ヴォリュームが増してゆくのは嬉しいが各記事・原稿の質に差があって、やや散漫な感じもなくはないし、12号以前のバックナンバーの方がキュッと纏りがあった気がする。で、リクエスト。いまだ巻頭で取り上げられていない甲賀三郎・大下宇陀児・木々高太郎を特集してもらいたい。評論の俎上に載らない/載せにくい三人だけど、そろそろ本誌でも扱われていい。心待ちにしている。
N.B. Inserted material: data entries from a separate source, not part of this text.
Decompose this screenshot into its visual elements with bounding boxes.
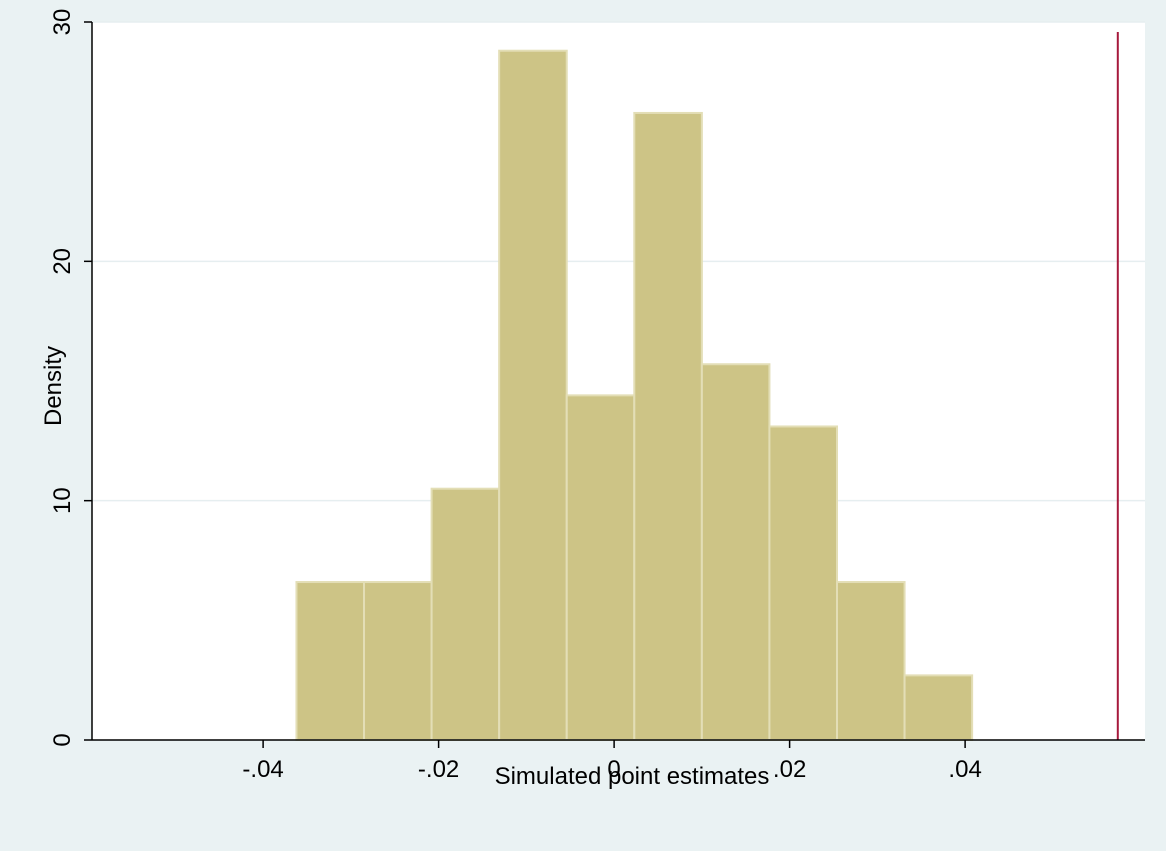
y-tick-label-1: 10: [49, 487, 76, 514]
histogram-bar-0: [295, 581, 366, 741]
histogram-bar-8: [835, 581, 906, 741]
y-ticks: 0 10 20 30: [49, 9, 92, 747]
histogram-bar-2: [430, 487, 501, 742]
y-tick-label-2: 20: [49, 248, 76, 275]
x-tick-label-3: .02: [773, 756, 806, 783]
y-tick-label-3: 30: [49, 9, 76, 36]
x-tick-label-2: 0: [607, 756, 620, 783]
y-tick-label-0: 0: [49, 733, 76, 746]
histogram-bar-9: [903, 674, 974, 742]
histogram-bars: [295, 49, 974, 742]
y-axis-label: Density: [40, 346, 67, 426]
x-tick-label-1: -.02: [418, 756, 459, 783]
axes: [91, 22, 1145, 741]
histogram-bar-7: [768, 425, 838, 741]
x-tick-label-4: .04: [948, 756, 981, 783]
histogram-bar-5: [633, 111, 703, 742]
histogram-bar-4: [565, 394, 636, 741]
x-ticks: -.04 -.02 0 .02 .04: [242, 740, 982, 783]
x-tick-label-0: -.04: [242, 756, 283, 783]
histogram-bar-6: [700, 363, 771, 741]
histogram-bar-1: [363, 581, 433, 741]
histogram-bar-3: [498, 49, 568, 742]
x-axis-label: Simulated point estimates: [495, 763, 770, 790]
(銀) 覚えている人は少ないかもしれないが〈論創ミステリ叢書〉には前身があって、それは〈ミセレニアス・コレクション〉という名称だった。『新青年』研究会が仕掛けた最初の本は88年の『「新青年」読本』(作品社)だったかな。その後、彼らが叢書の形で出したものといえば90年代前半に博文館新社からリリースされた〈新青年叢書〉。これは第一期の全五巻を出して完結している。



その数年後に改めて企画されたのが〈ミセレニアス・コレクション〉。02年末に出た『「新青年」趣味 Ⅹ』にはこの叢書の趣意書が掲げられているので、興味ある点を紹介しておこう。
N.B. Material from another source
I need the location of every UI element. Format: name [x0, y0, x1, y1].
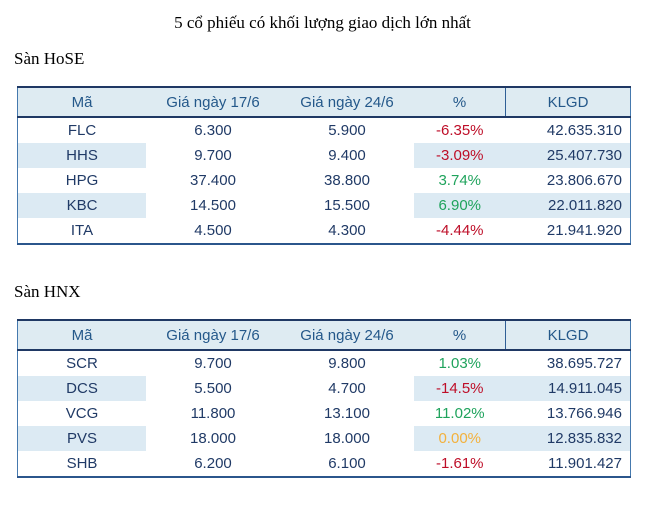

●「毎度お馴染みの傑作選」ではなく、「著名作家の落ち穂拾い」でもない。

● 対象となる具体的な作家は、石浜金作/海野十三/大倉燁子/片岡鉄兵/国枝史郎/甲賀三郎/小酒井不木/辰野九紫/濱尾四郎/久山秀子/正木不如丘/水谷準/三津木春影/森下雨村/渡辺啓助などが挙げられている。第一回配本は『濱尾四郎未刊行随筆集(仮題)』を予定。


〈ミセレニアス・コレクション〉は『「新青年」趣味 』のように同人出版扱いで出す予定だったのかもしれないが、その企画を論創社が引き受けたので、これなら全国の書店にも流通できる。こうして仕切り直したものが〈論創ミステリ叢書〉として03年秋にスタート。コンセプトはほぼそのまま引き継がれているものの「あれ?」と思ったのは、「落ち穂拾い」というコンセプトを最初は否定していること。のちに横井司は「論創ミステリ叢書には落ち穂拾い的な意味合いもある」と発言していたけどね。



〈ミセレニアス・コレクション〉のうち国枝史郎と三津木春影のように、末國善巳の監修による姉妹叢書として作品社から出された作家もある一方、予定リストから消えていった作家もいる。〈ミセレニアス・コレクション〉趣意書で挙げられていた予定作家のうち石浜金作/片岡鉄兵/辰野九紫の三名はいまだ他社においても単独著書としての新刊は出ていない。また論創ミステリ叢書の最初の頃、刊行予定一覧に入っていたサトウ・ハチロー/川田功/川上眉山もいつの間にか影も形も無くなっている。この辺になると、さすがに論創ミステリ叢書で出したとしても読者のストライク・ゾーンからは遠そうだし、止めて正しい選択だったと思う。



何だかんだ言って(素性のわからないマイナー作家までも含めた)クラシックな日本探偵小説を新刊で読めるような潮流を作ってくれたのは『新青年』研究会に古くから所属しているメンバーのおかげに他ならない。それなのに彼らに与えられるべきリスペクトは無く、喜国雅彦とか北原尚彦ら業績など何ひとつ成してもいない奴らのほうが表彰されている・・・この業界がどれだけ幼稚でアタマの悪い人間ばかりか、わかるでしょ?